Thought law

What do the latest Goncourt Prize, Pfizer's messenger RNA vaccine Pfizer messenger RNA vaccine and the video game Fortnite? All three are all three are "goods produced by the human mind and therefore intellectual property law", explains Agnès Robin explains Agnès Robin*, a teacher-researcher in private law specialist in this field.

"My family exposed me to questions of artistic creation at a very early age, as well as technological and IT issues." This was undoubtedly one of the reasons why the young Agnès Robin, then a law student at Nanterre, decided to take what was, in the mid-90s, only an optional subject: intellectual property law. " The code that governed it in 1992 was four times thinner than that of 2020," recalls the smiling Agnès Robin, who now heads the highly regarded Master of Intellectual Property and Digital Law.

Aesthetic and technical creations

Although intellectual property rights first came into being at the end of the 18th century, with the advent of industrial capitalism
, it was in the second half of the 20th century that they really took off. The boom in the cultural and creative industries, followed of course by the development of digital technology, established the essential role of these rights. All these industries operate on and thanks to the exploitation of intellectual property rights," emphasizes Agnès Robin. These rights play an active role in corporate strategy, whether in the cultural or technological fields, as they are instruments for enhancing the value of intellectual assets.

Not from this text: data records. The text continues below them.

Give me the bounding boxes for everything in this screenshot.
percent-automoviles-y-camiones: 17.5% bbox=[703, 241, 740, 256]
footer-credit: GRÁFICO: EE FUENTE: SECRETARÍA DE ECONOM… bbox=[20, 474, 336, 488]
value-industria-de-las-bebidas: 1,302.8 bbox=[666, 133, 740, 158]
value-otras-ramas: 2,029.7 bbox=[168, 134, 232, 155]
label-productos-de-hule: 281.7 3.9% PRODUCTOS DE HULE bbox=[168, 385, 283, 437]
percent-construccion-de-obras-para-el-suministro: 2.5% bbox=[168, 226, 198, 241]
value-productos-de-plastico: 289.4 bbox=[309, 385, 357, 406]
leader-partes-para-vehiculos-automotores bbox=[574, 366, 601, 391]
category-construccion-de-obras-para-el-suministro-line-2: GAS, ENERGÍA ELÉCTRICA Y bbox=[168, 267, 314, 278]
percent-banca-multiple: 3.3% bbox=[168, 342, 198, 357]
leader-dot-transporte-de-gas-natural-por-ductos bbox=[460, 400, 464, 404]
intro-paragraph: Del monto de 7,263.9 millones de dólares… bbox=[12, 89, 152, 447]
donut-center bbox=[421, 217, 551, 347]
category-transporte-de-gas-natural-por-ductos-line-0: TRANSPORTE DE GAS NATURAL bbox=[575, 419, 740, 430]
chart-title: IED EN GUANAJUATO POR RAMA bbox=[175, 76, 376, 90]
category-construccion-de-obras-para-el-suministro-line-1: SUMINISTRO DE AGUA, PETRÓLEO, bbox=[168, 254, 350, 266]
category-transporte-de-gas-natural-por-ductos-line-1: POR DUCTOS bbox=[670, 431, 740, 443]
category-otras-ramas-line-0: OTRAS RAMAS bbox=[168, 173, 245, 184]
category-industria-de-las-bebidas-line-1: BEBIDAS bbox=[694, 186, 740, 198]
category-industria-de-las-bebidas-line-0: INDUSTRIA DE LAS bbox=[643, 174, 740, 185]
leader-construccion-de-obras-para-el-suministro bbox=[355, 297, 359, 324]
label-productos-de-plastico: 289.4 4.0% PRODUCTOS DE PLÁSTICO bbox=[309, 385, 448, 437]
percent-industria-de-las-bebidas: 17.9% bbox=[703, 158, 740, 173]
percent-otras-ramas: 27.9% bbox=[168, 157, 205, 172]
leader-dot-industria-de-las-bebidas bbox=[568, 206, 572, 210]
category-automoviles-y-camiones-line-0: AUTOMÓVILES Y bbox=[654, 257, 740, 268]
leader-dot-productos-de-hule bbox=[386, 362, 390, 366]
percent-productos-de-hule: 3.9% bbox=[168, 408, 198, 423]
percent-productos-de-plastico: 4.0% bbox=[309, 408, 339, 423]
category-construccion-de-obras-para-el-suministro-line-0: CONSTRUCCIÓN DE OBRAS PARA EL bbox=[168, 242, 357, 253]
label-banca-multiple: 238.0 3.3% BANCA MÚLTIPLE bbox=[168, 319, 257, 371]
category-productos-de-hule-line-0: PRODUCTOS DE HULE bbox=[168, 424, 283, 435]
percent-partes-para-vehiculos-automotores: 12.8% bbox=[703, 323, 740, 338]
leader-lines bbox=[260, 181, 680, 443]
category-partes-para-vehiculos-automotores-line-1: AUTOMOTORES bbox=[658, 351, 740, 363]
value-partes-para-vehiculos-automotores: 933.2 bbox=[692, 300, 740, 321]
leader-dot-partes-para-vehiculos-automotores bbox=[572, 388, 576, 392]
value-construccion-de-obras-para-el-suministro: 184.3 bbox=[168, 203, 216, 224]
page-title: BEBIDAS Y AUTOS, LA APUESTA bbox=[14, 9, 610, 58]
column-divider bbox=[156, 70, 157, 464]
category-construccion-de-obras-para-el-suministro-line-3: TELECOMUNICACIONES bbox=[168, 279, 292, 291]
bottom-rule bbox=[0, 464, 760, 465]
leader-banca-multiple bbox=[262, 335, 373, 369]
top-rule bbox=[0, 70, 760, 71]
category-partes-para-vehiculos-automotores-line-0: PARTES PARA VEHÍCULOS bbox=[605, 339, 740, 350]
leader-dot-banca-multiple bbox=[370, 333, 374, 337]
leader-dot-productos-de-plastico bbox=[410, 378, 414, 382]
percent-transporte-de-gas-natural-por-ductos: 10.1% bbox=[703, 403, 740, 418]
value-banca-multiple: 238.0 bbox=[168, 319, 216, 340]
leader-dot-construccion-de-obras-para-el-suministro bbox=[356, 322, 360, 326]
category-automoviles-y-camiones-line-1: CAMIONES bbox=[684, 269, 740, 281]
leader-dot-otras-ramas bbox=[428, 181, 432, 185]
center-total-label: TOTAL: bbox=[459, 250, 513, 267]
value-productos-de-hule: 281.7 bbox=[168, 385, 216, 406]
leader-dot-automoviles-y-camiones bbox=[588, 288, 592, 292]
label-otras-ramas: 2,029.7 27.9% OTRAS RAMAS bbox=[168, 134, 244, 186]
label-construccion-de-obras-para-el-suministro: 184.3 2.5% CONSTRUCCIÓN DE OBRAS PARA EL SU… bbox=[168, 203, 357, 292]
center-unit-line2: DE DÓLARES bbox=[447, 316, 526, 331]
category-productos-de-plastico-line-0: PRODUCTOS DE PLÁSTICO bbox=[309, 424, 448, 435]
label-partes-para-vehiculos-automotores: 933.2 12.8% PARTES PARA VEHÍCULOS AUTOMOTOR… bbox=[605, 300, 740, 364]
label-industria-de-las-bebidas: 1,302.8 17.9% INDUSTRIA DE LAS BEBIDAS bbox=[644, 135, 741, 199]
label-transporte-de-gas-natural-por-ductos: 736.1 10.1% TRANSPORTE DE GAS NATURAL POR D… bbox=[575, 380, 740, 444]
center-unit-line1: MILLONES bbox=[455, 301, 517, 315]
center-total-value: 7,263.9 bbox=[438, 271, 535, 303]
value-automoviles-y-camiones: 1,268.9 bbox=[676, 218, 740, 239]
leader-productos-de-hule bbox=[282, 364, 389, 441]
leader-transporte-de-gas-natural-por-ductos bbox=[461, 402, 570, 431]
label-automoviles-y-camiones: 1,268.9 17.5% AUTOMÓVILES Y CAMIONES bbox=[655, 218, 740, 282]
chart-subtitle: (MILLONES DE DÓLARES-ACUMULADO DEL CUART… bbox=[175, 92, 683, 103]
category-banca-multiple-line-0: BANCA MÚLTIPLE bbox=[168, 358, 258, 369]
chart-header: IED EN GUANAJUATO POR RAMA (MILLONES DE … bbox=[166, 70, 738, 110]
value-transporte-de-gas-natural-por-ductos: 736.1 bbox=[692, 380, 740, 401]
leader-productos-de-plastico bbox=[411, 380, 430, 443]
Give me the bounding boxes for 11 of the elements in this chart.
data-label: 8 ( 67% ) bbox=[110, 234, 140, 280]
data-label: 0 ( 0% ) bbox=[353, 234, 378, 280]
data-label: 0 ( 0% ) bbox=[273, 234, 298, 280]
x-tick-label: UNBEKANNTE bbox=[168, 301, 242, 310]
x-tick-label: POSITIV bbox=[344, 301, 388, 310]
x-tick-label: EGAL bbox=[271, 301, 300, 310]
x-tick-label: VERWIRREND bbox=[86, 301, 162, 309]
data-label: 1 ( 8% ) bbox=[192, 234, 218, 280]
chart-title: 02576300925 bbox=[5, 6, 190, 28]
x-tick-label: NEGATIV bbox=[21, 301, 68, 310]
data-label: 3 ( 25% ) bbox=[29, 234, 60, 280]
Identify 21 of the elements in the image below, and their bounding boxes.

Not only corporate strategy, but also that of public research establishments, as Agnès Robin observed when, as a doctoral student, she took on a replacement role in the development and partnership department of the CNRS, "which was a pioneer in this policy. I drew up contracts with industrialists and negotiated co-ownership of the results of public research. That's when I realized that there was a subject that had not yet been fully exploited. Intellectual co-ownership was to be the subject of his thesis and the main focus of his research work.

The challenge of open science

The numerous reforms affecting higher education and research, and in particular that concerning university autonomy, place intellectual property law at the heart of their development more than ever. Universities develop a great deal of applied research, and therefore often
patentable, within the framework of partnerships with industry," explains the researcher. It's a way of getting companies to invest in public research. It's also a way for public research establishments to leverage the results of their teams.

In the age of open data, intellectual property law specialists are faced with a new challenge: open science. This policy encourages the open dissemination of research data, raising the question of the legal status of such data. A subject on which the researcher has been working for the past four years as part of the interdisciplinary CommonData project. "This question requires the articulation of numerous systems that are not always coherent with each other: the intellectual property code, the research code and the code of relations between the public and the administration, which governs the opening up of public data...". When intellectual property becomes a headache.